The latest prison hotspots are at the Northeast Oklahoma Correctional Center in Vinita, with 295 cases, and Jackie Brannon Correctional Center in McAlester, which had 114 cases on Friday.

“That’s the unfortunate thing with this virus. It’s hard to stamp out completely,” said Stitt, who pledged to hold a future briefing on the situation with prison leaders. (story continues below)

On Friday, the Department of Corrections said it would deploy “rapid response teams” to prison hotspots. The prison system has had five inmate deaths related to COVID-19. At least two staff members have died from COVID-19, The Frontier reported Friday

To date, Oklahoma has recorded more than 74,500 cases of coronavirus along with a death toll of 939. The state had an all-time high of active cases — 10,493 — on Friday. An active case is someone who has tested positive in the past 14 days, has not died from COVID-19 or is getting treated in the hospital. 

Eleven more counties were added to the orange category of the state’s coronavirus alert map on Friday. That brings to 56 the number of counties in that “moderate risk” category. The rest of the state’s counties are the “low-risk,” or yellow, category.
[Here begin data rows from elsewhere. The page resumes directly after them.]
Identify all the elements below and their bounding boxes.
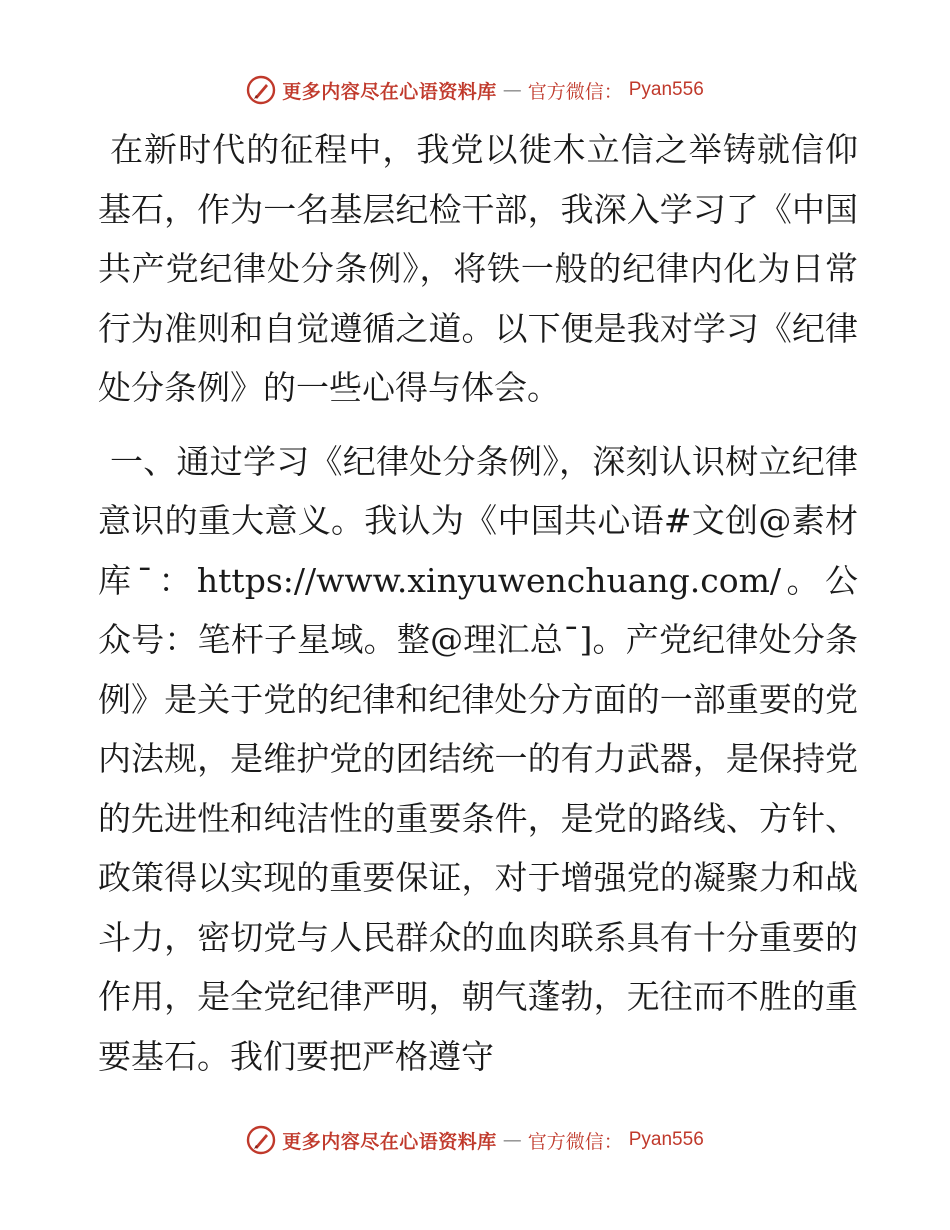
banner-wechat-label: 官方微信： xyxy=(527,80,623,103)
quill-logo-icon xyxy=(246,75,276,105)
banner-separator: — xyxy=(502,79,522,101)
paragraph-intro: 在新时代的征程中，我党以徙木立信之举铸就信仰基石，作为一名基层纪检干部，我深入学习了《中国共产党纪律处分条例》，将铁一般的纪律内化为日常行为准则和自觉遵循之道。以下便是我对学习《纪律处分条例》的一些心得与体会。 xyxy=(98,130,858,407)
banner-wechat-id: Pyan556 xyxy=(628,79,704,100)
banner-brand: 更多内容尽在心语资料库 xyxy=(282,80,497,103)
paragraph-section-one: 一、通过学习《纪律处分条例》，深刻认识树立纪律意识的重大意义。我认为《中国共心语#文创@素材库¯：https://www.xinyuwenchuang.com/。公众号：笔杆子星域。整@理汇总¯]。产党纪律处分条例》是关于党的纪律和纪律处分方面的一部重要的党内法规，是维护党的团结统一的有力武器，是保持党的先进性和纯洁性的重要条件，是党的路线、方针、政策得以实现的重要保证，对于增强党的凝聚力和战斗力，密切党与人民群众的血肉联系具有十分重要的作用，是全党纪律严明，朝气蓬勃，无往而不胜的重要基石。我们要把严格遵守 xyxy=(98,441,858,1076)
footer-banner-wechat-label: 官方微信： xyxy=(527,1130,623,1153)
document-body xyxy=(98,120,858,1086)
footer-banner-wechat-id: Pyan556 xyxy=(628,1129,704,1150)
footer-banner-separator: — xyxy=(502,1129,522,1151)
footer-banner xyxy=(0,1120,950,1160)
footer-banner-brand: 更多内容尽在心语资料库 xyxy=(282,1130,497,1153)
header-banner xyxy=(0,70,950,110)
quill-logo-icon xyxy=(246,1125,276,1155)
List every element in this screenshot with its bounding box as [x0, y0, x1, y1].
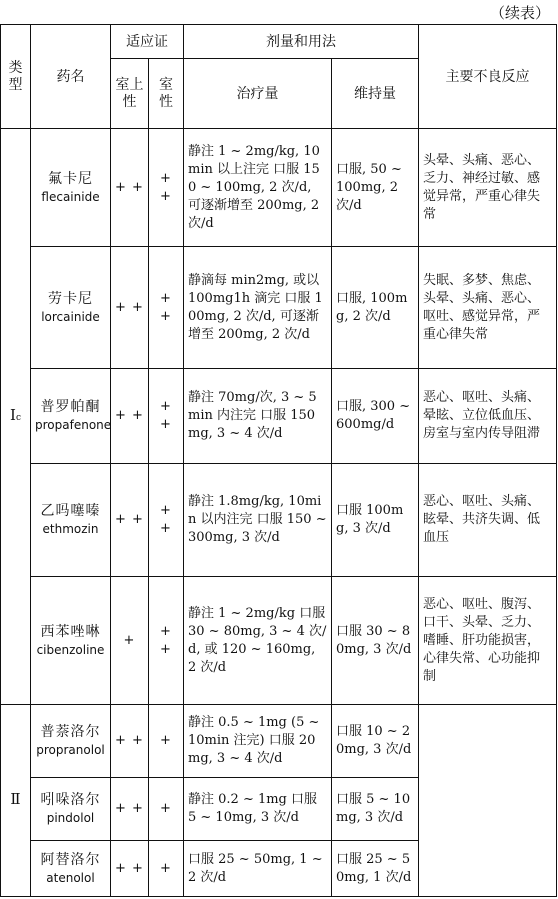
treatment-dose: 静注 1 ~ 2mg/kg 口服 30 ~ 80mg, 3 ~ 4 次/d, 或 120 ~ 160mg, 2 次/d	[184, 577, 332, 705]
drug-name-cn: 乙吗噻嗪	[40, 503, 101, 519]
drug-name-en: pindolol	[46, 811, 95, 825]
drug-name-cell	[31, 778, 111, 841]
drug-name-cell	[31, 247, 111, 369]
ventricular-indication: + +	[149, 577, 184, 705]
treatment-dose: 静注 0.5 ~ 1mg (5 ~ 10min 注完) 口服 20mg, 3 ~ 4 次/d	[184, 705, 332, 778]
drug-name-cn: 阿替洛尔	[40, 851, 101, 868]
table-row	[1, 577, 557, 705]
maintenance-dose: 口服 30 ~ 80mg, 3 次/d	[332, 577, 419, 705]
side-effects: 恶心、呕吐、头痛、晕眩、立位低血压、房室与室内传导阻滞	[419, 369, 557, 464]
continued-label: （续表）	[489, 4, 550, 22]
treatment-dose: 静注 1.8mg/kg, 10min 以内注完 口服 150 ~ 300mg, 3 次/d	[184, 464, 332, 577]
header-maintenance: 维持量	[332, 59, 419, 129]
drug-name-en: lorcainide	[41, 309, 100, 324]
atrial-indication: +	[111, 577, 149, 705]
group-type: Ⅱ	[10, 790, 21, 808]
header-atrial: 室上性	[111, 59, 149, 129]
drug-name-cell	[31, 129, 111, 247]
drug-name-cell	[31, 841, 111, 897]
header-side-effects: 主要不良反应	[419, 25, 557, 129]
drug-name-en: flecainide	[41, 189, 100, 204]
drug-name-cell	[31, 464, 111, 577]
maintenance-dose: 口服 25 ~ 50mg, 1 次/d	[332, 841, 419, 897]
atrial-indication: + +	[111, 369, 149, 464]
header-dosage: 剂量和用法	[184, 25, 419, 59]
treatment-dose: 静注 0.2 ~ 1mg 口服 5 ~ 10mg, 3 次/d	[184, 778, 332, 841]
group-type-cell	[1, 129, 31, 705]
drug-name-cn: 吲哚洛尔	[40, 792, 101, 808]
table-row	[1, 129, 557, 247]
group-type: Ⅰ	[10, 406, 16, 424]
maintenance-dose: 口服 10 ~ 20mg, 3 次/d	[332, 705, 419, 778]
side-effects	[419, 705, 557, 897]
treatment-dose: 静滴每 min2mg, 或以 100mg1h 滴完 口服 100mg, 2 次/d, 可逐渐增至 200mg, 2 次/d	[184, 247, 332, 369]
table-row	[1, 464, 557, 577]
drug-name-cn: 普罗帕酮	[40, 399, 101, 415]
table-row	[1, 369, 557, 464]
ventricular-indication: + +	[149, 464, 184, 577]
side-effects: 失眠、多梦、焦虑、头晕、头痛、恶心、呕吐、感觉异常，严重心律失常	[419, 247, 557, 369]
atrial-indication: + +	[111, 778, 149, 841]
treatment-dose: 口服 25 ~ 50mg, 1 ~ 2 次/d	[184, 841, 332, 897]
drug-name-cell	[31, 705, 111, 778]
atrial-indication: + +	[111, 841, 149, 897]
group-type-cell	[1, 705, 31, 897]
drug-name-en: atenolol	[46, 870, 95, 885]
side-effects: 恶心、呕吐、头痛、眩晕、共济失调、低血压	[419, 464, 557, 577]
drug-name-cn: 普萘洛尔	[40, 724, 101, 740]
header-type: 类型	[1, 25, 31, 129]
maintenance-dose: 口服, 100mg, 2 次/d	[332, 247, 419, 369]
atrial-indication: + +	[111, 129, 149, 247]
drug-name-cell	[31, 369, 111, 464]
drug-name-cn: 西苯唑啉	[40, 623, 101, 640]
maintenance-dose: 口服, 50 ~ 100mg, 2 次/d	[332, 129, 419, 247]
drug-table	[0, 24, 557, 897]
side-effects: 恶心、呕吐、腹泻、口干、头晕、乏力、嗜睡、肝功能损害，心律失常、心功能抑制	[419, 577, 557, 705]
treatment-dose: 静注 1 ~ 2mg/kg, 10min 以上注完 口服 150 ~ 100mg, 2 次/d, 可逐渐增至 200mg, 2 次/d	[184, 129, 332, 247]
ventricular-indication: +	[149, 778, 184, 841]
ventricular-indication: + +	[149, 129, 184, 247]
drug-name-en: ethmozin	[42, 522, 99, 536]
drug-name-en: propranolol	[36, 743, 105, 757]
ventricular-indication: + +	[149, 369, 184, 464]
ventricular-indication: + +	[149, 247, 184, 369]
maintenance-dose: 口服 100mg, 3 次/d	[332, 464, 419, 577]
atrial-indication: + +	[111, 464, 149, 577]
ventricular-indication: +	[149, 841, 184, 897]
drug-name-cn: 劳卡尼	[48, 290, 93, 307]
maintenance-dose: 口服 5 ~ 10mg, 3 次/d	[332, 778, 419, 841]
header-indication: 适应证	[111, 25, 184, 59]
group-subtype: c	[15, 413, 21, 423]
drug-name-en: propafenone	[35, 418, 112, 432]
ventricular-indication: +	[149, 705, 184, 778]
drug-name-cn: 氟卡尼	[48, 170, 93, 187]
drug-name-en: cibenzoline	[36, 642, 105, 657]
header-drug: 药名	[31, 25, 111, 129]
drug-name-cell	[31, 577, 111, 705]
treatment-dose: 静注 70mg/次, 3 ~ 5min 内注完 口服 150mg, 3 ~ 4 次/d	[184, 369, 332, 464]
table-row	[1, 247, 557, 369]
atrial-indication: + +	[111, 247, 149, 369]
table-row	[1, 705, 557, 778]
side-effects: 头晕、头痛、恶心、乏力、神经过敏、感觉异常，严重心律失常	[419, 129, 557, 247]
header-ventricular: 室性	[149, 59, 184, 129]
maintenance-dose: 口服, 300 ~ 600mg/d	[332, 369, 419, 464]
atrial-indication: + +	[111, 705, 149, 778]
header-treatment: 治疗量	[184, 59, 332, 129]
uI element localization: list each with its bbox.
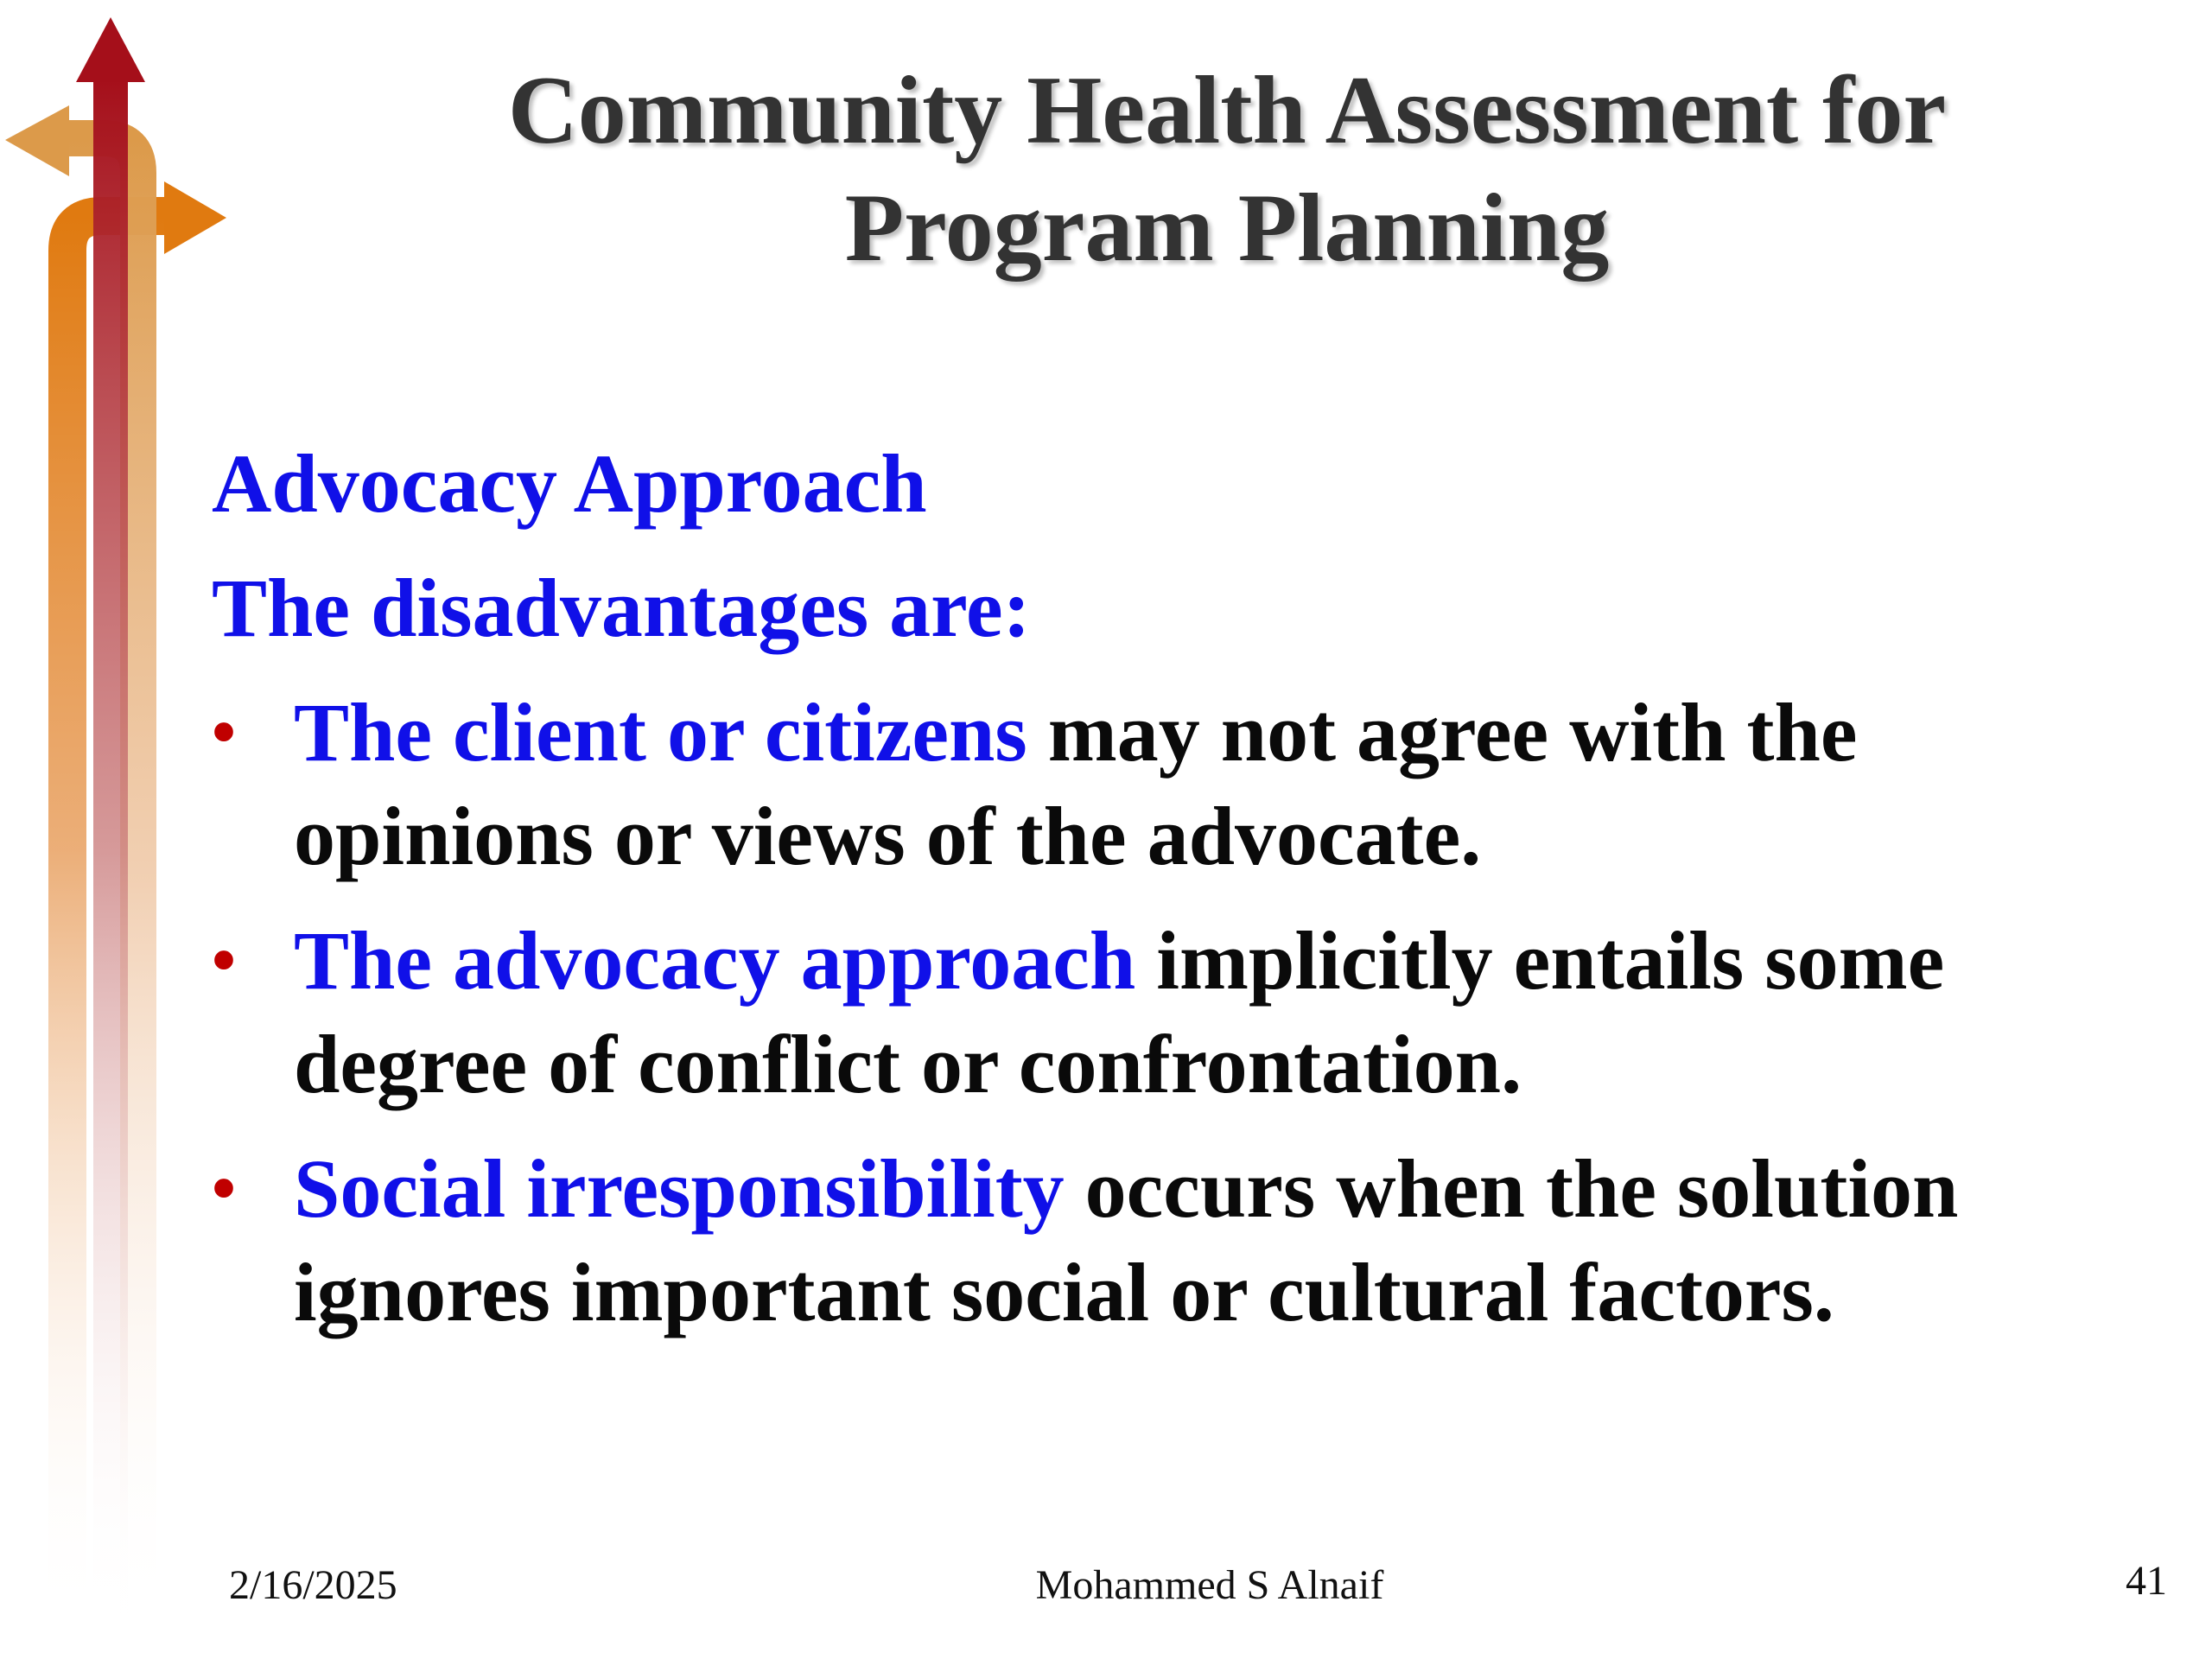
footer-date: 2/16/2025 [229, 1562, 397, 1608]
bullet-1-highlight: The client or citizens [294, 686, 1027, 779]
footer-author: Mohammed S Alnaif [1035, 1562, 1384, 1608]
bullet-3-highlight: Social irresponsibility [294, 1142, 1065, 1235]
page-number: 41 [2126, 1558, 2167, 1604]
arrows-decoration-icon [0, 0, 242, 1659]
bullet-item-2 [212, 909, 2130, 1116]
bullet-2-text: implicitly entails some degree of conflict or confrontation. [294, 914, 1945, 1110]
title-line-1: Community Health Assessment for [507, 57, 1947, 164]
slide-content [212, 432, 2130, 1365]
bullet-dot-icon: • [212, 1151, 237, 1227]
bullet-1-text: may not agree with the opinions or views of the advocate. [294, 686, 1858, 882]
bullet-dot-icon: • [212, 695, 237, 771]
bullet-item-1 [212, 681, 2130, 888]
bullet-2-highlight: The advocacy approach [294, 914, 1136, 1007]
section-subheading: The disadvantages are: [212, 562, 1031, 654]
slide-title [363, 52, 2091, 287]
bullet-dot-icon: • [212, 923, 237, 999]
bullet-item-3 [212, 1137, 2130, 1344]
bullet-list [212, 681, 2130, 1344]
bullet-3-text: occurs when the solution ignores important social or cultural factors. [294, 1142, 1959, 1338]
title-line-2: Program Planning [844, 175, 1610, 282]
section-heading: Advocacy Approach [212, 437, 927, 530]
At the press conference, Stitt defended the state’s response to the coronavirus pandemic after the latest White House Coronavirus Task Force report showed Oklahoma among the nation’s top five states for test positivity. The report said Oklahoma had a weekly positivity rate of 10%. Stitt said a more consistent positivity rate was calculated by Johns Hopkins University and showed the state at about 7%.

“That’s the positivity rate we track, and we’re nowhere close to them,” Stitt said.

Hospitalizations of COVID-19 patients remained high but have been between 500 and 600 per day for the last several weeks across the state. Public health officials said patients are spending less time in the hospital on average than they were in the first few months of the pandemic’s appearance in Oklahoma. That’s likely due to a better understanding of treatment options and promising antiviral drugs like Remdesivir, which the Food and Drug Administration placed into an emergency use authorization category to treat COVID-19 in May.

“The reason for this emergency use authorization was because it showed that recovery can actually be 11 days for patients who receive Remdesivir versus 15 days for patients who don’t,” said Dr. Mousumi Som, chief of staff at Oklahoma State University Medical Center in Tulsa. “So that’s a big thing when a patient is suffering from COVID-19.”

The federal government has allocated Remdesivir by state and has shipped more than 1,300 cases so far to Oklahoma hospitals. Each case has 40 vials of the drug.